The present study is the first one to examine the relationship between caregivers’ acquiring knowledge of ADHD from social media and parenting stress. However, our study is not without limitations. First, our adoption of a cross-sectional research design limited our ability to confirm causal associations between the frequency of using sources of knowledge about ADHD and caregiver parenting stress and anxiety. Follow-up studies can provide evidence on the temporal relationship between the knowledge about ADHD acquired from various sources and caregiver parenting stress and anxiety. Second, because our data were collected solely through caregiver self-reports, our results may be affected by single-rater bias. Collecting data from multiple informants may reduce single-rater bias. Third, the present study recruited caregivers of children with ADHD exclusively from outpatient clinics; the findings therefore may not be generalizable to caregivers who do not seek care from child psychiatrists.

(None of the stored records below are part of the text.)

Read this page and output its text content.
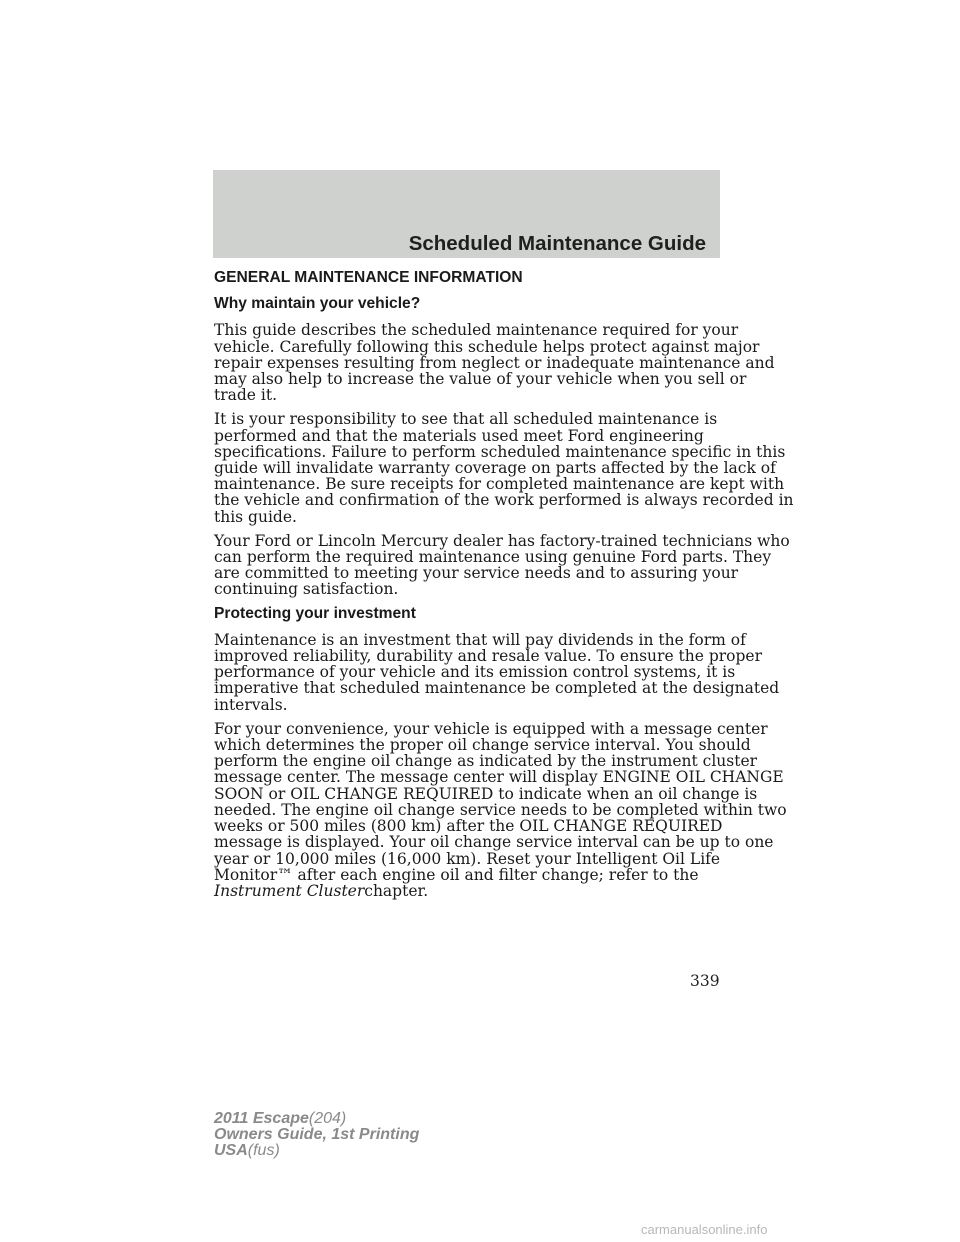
Scheduled Maintenance Guide
GENERAL MAINTENANCE INFORMATION
Why maintain your vehicle?
This guide describes the scheduled maintenance required for your
vehicle. Carefully following this schedule helps protect against major
repair expenses resulting from neglect or inadequate maintenance and
may also help to increase the value of your vehicle when you sell or
trade it.
It is your responsibility to see that all scheduled maintenance is
performed and that the materials used meet Ford engineering
specifications. Failure to perform scheduled maintenance specific in this
guide will invalidate warranty coverage on parts affected by the lack of
maintenance. Be sure receipts for completed maintenance are kept with
the vehicle and confirmation of the work performed is always recorded in
this guide.
Your Ford or Lincoln Mercury dealer has factory-trained technicians who
can perform the required maintenance using genuine Ford parts. They
are committed to meeting your service needs and to assuring your
continuing satisfaction.
Protecting your investment
Maintenance is an investment that will pay dividends in the form of
improved reliability, durability and resale value. To ensure the proper
performance of your vehicle and its emission control systems, it is
imperative that scheduled maintenance be completed at the designated
intervals.
For your convenience, your vehicle is equipped with a message center
which determines the proper oil change service interval. You should
perform the engine oil change as indicated by the instrument cluster
message center. The message center will display ENGINE OIL CHANGE
SOON or OIL CHANGE REQUIRED to indicate when an oil change is
needed. The engine oil change service needs to be completed within two
weeks or 500 miles (800 km) after the OIL CHANGE REQUIRED
message is displayed. Your oil change service interval can be up to one
year or 10,000 miles (16,000 km). Reset your Intelligent Oil Life
Monitor™ after each engine oil and filter change; refer to the
Instrument Clusterchapter.
339
2011 Escape(204)
Owners Guide, 1st Printing
USA(fus)
carmanualsonline.info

Further study is needed to replicate the results of this study among caregivers of children with ADHD in community.

Conclusion

In the present study, more than half of the caregivers of children with ADHD acquired knowledge about ADHD from social media, and acquiring knowledge about ADHD from social media was significantly associated with caregiver parenting stress. Moreover, acquiring knowledge about ADHD from the caregivers of other children was significantly associated with caregiver parenting stress and anxiety. Health-care professionals can alleviate such stress by using social media to disseminate accurate, reliable information about ADHD. Caregivers of children with ADHD must also exercise caution when appraising the quality of the information they receive about ADHD.